As a female, it's no secret that we struggle with body image and expectations that society puts on us. These high expectations have diminished the elf confidence of women all over the world. We aren't tall enough, skinny enough, or "pretty" enough.
I struggle with this. Without a doubt. When I'm getting ready. When I'm around all of my friends and their cute relationships. When I want an ice cream cone but eat yogurt instead.
It's so hard to be happy and motivated when you're always concerned with your self image and how others are perceiving you. What I've come to realize is that others' perceptions of me are so far from my perception of myself. The past few years, I've spent every chance I've been given with a friendship or relationship pushing that person away. I think to myself that they don't really want to be around me. Or they don't really want to talk to me. I'm an annoyance.

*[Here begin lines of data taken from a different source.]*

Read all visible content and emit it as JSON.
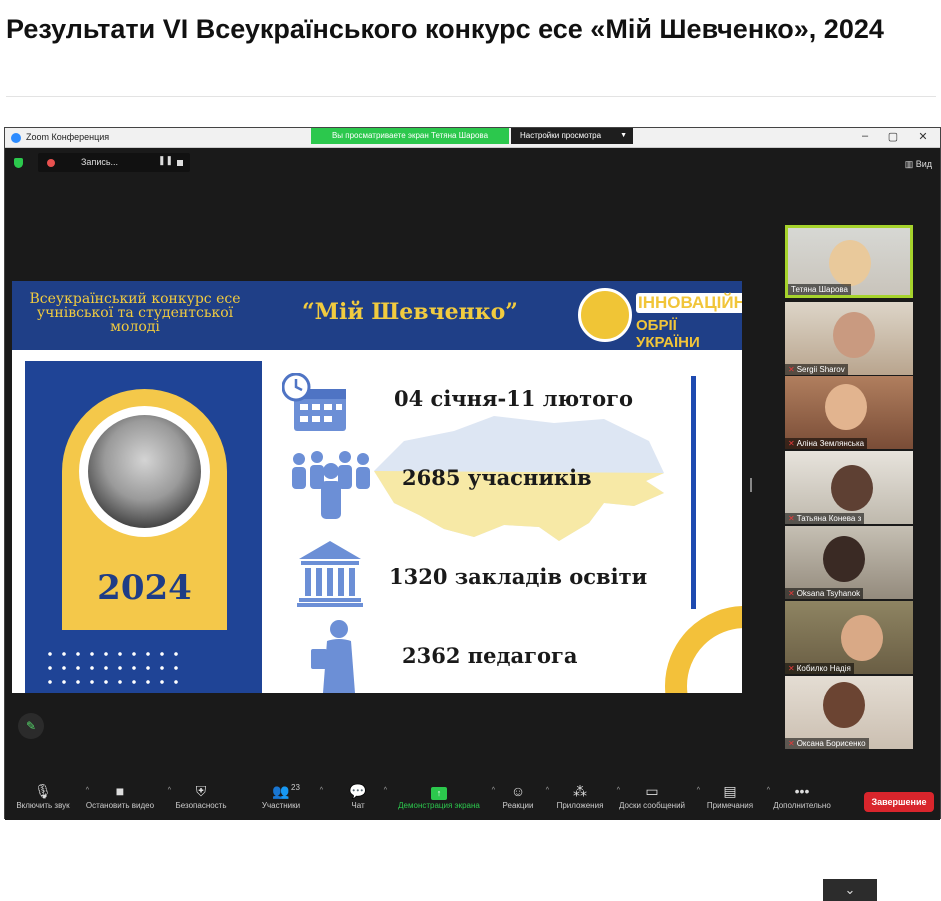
{
  "article": {
    "title": "Результати VI Всеукраїнського конкурс есе «Мій Шевченко», 2024"
  },
  "zoom": {
    "window_title": "Zoom Конференция",
    "viewing_banner": "Вы просматриваете экран Тетяна Шарова",
    "view_options": "Настройки просмотра",
    "recording_label": "Запись...",
    "view_label": "Вид",
    "window_controls": [
      "‒",
      "▢",
      "✕"
    ]
  },
  "slide": {
    "header_left": "Всеукраїнський конкурс есе учнівської та студентської молоді",
    "header_title": "“Мій Шевченко”",
    "logo_line1": "ІННОВАЦІЙНІ",
    "logo_line2": "ОБРІЇ УКРАЇНИ",
    "year": "2024",
    "stats": [
      {
        "text": "04 січня-11 лютого",
        "icon": "calendar-icon"
      },
      {
        "text": "2685 учасників",
        "icon": "people-icon"
      },
      {
        "text": "1320 закладів освіти",
        "icon": "institution-icon"
      },
      {
        "text": "2362 педагога",
        "icon": "teacher-icon"
      }
    ],
    "colors": {
      "blue": "#1f4496",
      "yellow": "#f4c84a",
      "icon_blue": "#6c8fd6"
    }
  },
  "participants": [
    {
      "name": "Тетяна Шарова",
      "muted": false,
      "active": true
    },
    {
      "name": "Sergii Sharov",
      "muted": true,
      "active": false
    },
    {
      "name": "Аліна Землянська",
      "muted": true,
      "active": false
    },
    {
      "name": "Татьяна Конева з",
      "muted": true,
      "active": false
    },
    {
      "name": "Oksana Tsyhanok",
      "muted": true,
      "active": false
    },
    {
      "name": "Кобилко Надія",
      "muted": true,
      "active": false
    },
    {
      "name": "Оксана Борисенко",
      "muted": true,
      "active": false
    }
  ],
  "toolbar": {
    "unmute": "Включить звук",
    "video": "Остановить видео",
    "security": "Безопасность",
    "participants": "Участники",
    "participants_count": "23",
    "chat": "Чат",
    "share": "Демонстрация экрана",
    "reactions": "Реакции",
    "apps": "Приложения",
    "whiteboards": "Доски сообщений",
    "notes": "Примечания",
    "more": "Дополнительно",
    "end": "Завершение"
  }
}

This warped self image of myself has ruined chances for fantastic friendships... only recently have I been able to gain my self confidence and open up to people. And guess what? It's not that bad! :) I love all of the great friends I've made and the experiences I've had with them. I want nothing else than to continue these habits in college and beyond, because I've truly come to love who I am.
Watch this video. You'll walk away loving who you are.
My cousin posted this video on her Facebook and I cried. I seriously cried. Because it's so true! We are so critical of ourselves- our most beautiful and unique features are the ones that we critique the most. I don't know how I would describe myself, but I hope and pray that I would describe myself to who I really am versus the "ugly" features. And, I wonder what someone else would say when they described me.